The mitochondrial respiratory chain plays a crucial role in energy metabolism and its dysfunction is implicated in a wide range of human diseases. In order to understand the global expression of local mutations in the rate of oxygen consumption or in the production of adenosine triphosphate (ATP) it is useful to have a mathematical model in which the changes in a given respiratory complex are properly modeled. Our aim in this paper is to provide thermodynamics respecting and structurally simple equations to represent the kinetics of each isolated complexes which can, assembled in a dynamical system, also simulate the behavior of the respiratory chain, as a whole, under a large set of different physiological and pathological conditions.

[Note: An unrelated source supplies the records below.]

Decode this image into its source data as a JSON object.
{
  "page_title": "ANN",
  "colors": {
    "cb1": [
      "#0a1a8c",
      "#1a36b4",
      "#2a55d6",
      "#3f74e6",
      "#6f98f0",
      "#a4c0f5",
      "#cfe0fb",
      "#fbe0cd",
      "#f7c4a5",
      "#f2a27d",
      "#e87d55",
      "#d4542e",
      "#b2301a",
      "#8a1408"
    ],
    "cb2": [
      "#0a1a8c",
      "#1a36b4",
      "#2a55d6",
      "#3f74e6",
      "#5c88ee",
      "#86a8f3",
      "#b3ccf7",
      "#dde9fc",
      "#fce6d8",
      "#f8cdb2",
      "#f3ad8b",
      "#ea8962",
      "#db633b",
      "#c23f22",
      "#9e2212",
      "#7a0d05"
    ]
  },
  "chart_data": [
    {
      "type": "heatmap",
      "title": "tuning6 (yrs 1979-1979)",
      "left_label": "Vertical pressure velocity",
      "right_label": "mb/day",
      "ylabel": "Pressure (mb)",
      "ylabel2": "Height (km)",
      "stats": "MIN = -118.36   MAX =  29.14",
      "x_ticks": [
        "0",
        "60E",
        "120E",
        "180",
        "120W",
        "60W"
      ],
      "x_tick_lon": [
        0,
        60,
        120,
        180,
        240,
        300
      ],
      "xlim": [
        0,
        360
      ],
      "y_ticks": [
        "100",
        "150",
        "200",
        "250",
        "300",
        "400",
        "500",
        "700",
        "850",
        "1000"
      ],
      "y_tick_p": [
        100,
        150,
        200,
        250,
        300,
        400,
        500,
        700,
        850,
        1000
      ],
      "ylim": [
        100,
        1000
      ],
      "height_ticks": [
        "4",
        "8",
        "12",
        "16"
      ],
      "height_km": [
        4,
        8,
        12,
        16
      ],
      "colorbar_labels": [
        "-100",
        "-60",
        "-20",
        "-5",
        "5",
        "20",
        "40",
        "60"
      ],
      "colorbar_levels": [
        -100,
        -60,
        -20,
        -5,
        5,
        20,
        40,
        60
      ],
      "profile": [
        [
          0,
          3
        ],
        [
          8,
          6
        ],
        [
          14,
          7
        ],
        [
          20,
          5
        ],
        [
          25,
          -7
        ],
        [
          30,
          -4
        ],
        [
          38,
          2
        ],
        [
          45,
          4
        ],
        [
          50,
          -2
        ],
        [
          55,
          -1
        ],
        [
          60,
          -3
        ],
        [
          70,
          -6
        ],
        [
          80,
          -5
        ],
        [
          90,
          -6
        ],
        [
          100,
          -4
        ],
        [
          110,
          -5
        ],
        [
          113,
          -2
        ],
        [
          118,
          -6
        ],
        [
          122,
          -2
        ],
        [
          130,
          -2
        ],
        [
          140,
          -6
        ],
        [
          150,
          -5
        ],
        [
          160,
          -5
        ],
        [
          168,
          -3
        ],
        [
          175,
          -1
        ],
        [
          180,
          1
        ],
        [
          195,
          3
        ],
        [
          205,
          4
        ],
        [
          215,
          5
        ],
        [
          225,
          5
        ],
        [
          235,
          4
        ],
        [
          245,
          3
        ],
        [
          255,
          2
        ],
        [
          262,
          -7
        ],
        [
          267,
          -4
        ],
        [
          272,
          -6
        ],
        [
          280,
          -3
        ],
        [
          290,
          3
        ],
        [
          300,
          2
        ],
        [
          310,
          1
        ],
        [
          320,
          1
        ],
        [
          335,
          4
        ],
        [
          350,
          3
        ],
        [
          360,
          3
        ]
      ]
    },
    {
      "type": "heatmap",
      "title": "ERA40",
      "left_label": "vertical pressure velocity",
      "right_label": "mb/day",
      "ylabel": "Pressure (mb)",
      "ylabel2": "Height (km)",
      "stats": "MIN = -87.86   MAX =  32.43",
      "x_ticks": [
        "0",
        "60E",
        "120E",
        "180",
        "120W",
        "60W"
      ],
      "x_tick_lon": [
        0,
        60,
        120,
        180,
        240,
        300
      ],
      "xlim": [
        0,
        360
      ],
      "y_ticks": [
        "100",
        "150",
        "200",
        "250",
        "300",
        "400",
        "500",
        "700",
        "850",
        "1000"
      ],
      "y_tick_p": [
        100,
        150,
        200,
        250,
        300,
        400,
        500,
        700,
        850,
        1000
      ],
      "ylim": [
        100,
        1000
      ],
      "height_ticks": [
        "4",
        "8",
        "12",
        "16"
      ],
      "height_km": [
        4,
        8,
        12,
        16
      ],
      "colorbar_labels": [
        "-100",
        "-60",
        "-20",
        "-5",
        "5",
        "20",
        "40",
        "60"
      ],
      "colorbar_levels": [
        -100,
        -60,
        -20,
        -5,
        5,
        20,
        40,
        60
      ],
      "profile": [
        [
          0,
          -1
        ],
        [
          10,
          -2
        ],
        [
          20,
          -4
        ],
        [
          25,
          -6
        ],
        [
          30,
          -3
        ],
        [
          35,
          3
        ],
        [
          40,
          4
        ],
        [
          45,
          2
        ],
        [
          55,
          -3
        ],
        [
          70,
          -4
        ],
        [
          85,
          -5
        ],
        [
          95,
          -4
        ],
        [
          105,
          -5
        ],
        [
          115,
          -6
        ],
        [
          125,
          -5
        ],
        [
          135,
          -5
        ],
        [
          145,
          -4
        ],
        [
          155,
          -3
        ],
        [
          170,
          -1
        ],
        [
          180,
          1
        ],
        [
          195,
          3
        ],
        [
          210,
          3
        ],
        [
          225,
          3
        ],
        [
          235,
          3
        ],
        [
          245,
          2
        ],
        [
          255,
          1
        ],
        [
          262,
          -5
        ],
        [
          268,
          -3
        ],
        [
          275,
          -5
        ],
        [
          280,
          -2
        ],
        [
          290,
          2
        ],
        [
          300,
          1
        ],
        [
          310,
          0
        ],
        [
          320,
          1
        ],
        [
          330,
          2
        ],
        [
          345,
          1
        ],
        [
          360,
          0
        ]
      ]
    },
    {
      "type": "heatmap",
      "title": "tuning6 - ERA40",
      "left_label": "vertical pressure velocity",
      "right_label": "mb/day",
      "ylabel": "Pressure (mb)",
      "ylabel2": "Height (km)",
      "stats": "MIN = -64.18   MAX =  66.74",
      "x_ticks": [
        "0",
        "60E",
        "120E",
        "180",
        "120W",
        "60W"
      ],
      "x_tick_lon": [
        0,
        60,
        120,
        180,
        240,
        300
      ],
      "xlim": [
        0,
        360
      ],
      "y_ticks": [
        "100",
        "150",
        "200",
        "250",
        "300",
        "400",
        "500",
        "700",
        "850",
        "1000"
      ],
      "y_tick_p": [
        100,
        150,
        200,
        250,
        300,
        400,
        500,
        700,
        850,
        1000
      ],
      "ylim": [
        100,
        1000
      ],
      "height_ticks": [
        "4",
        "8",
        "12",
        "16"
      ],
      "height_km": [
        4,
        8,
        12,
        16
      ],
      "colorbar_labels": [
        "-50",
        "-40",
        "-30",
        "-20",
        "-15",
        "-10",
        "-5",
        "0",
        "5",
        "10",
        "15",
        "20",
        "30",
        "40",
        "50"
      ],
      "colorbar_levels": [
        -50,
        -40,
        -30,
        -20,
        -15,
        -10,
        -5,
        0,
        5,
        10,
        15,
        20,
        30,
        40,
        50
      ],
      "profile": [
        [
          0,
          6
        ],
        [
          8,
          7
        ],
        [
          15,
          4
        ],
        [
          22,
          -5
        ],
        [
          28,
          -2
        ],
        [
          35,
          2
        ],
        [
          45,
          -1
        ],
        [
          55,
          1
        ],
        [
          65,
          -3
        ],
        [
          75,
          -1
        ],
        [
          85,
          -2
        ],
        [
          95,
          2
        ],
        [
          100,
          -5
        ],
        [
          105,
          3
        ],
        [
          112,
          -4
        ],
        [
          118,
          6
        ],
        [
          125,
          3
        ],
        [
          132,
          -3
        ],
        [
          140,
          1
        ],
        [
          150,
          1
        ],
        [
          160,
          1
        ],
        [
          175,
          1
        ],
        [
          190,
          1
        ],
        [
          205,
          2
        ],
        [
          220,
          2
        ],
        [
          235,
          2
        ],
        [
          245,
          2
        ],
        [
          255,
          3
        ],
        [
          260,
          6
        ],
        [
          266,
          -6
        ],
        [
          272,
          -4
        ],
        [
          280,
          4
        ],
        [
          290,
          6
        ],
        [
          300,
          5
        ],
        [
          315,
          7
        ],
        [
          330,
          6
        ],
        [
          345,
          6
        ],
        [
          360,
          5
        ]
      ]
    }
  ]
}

On the example of the reduced nicotinamide adenine dinucleotide (NADH)-ubiquinol-oxidoreductase (complex I) we analyze the suitability of different types of rate equations. Based on our kinetic experiments we show that very simple rate laws, as those often used in many respiratory chain models, fail to describe the kinetic behavior when applied to a wide concentration range. This led us to adapt rate equations containing the essential parameters of enzyme kinetic, maximal velocities and Henri-Michaelis-Menten like-constants (KM and KI) to satisfactorily simulate these data.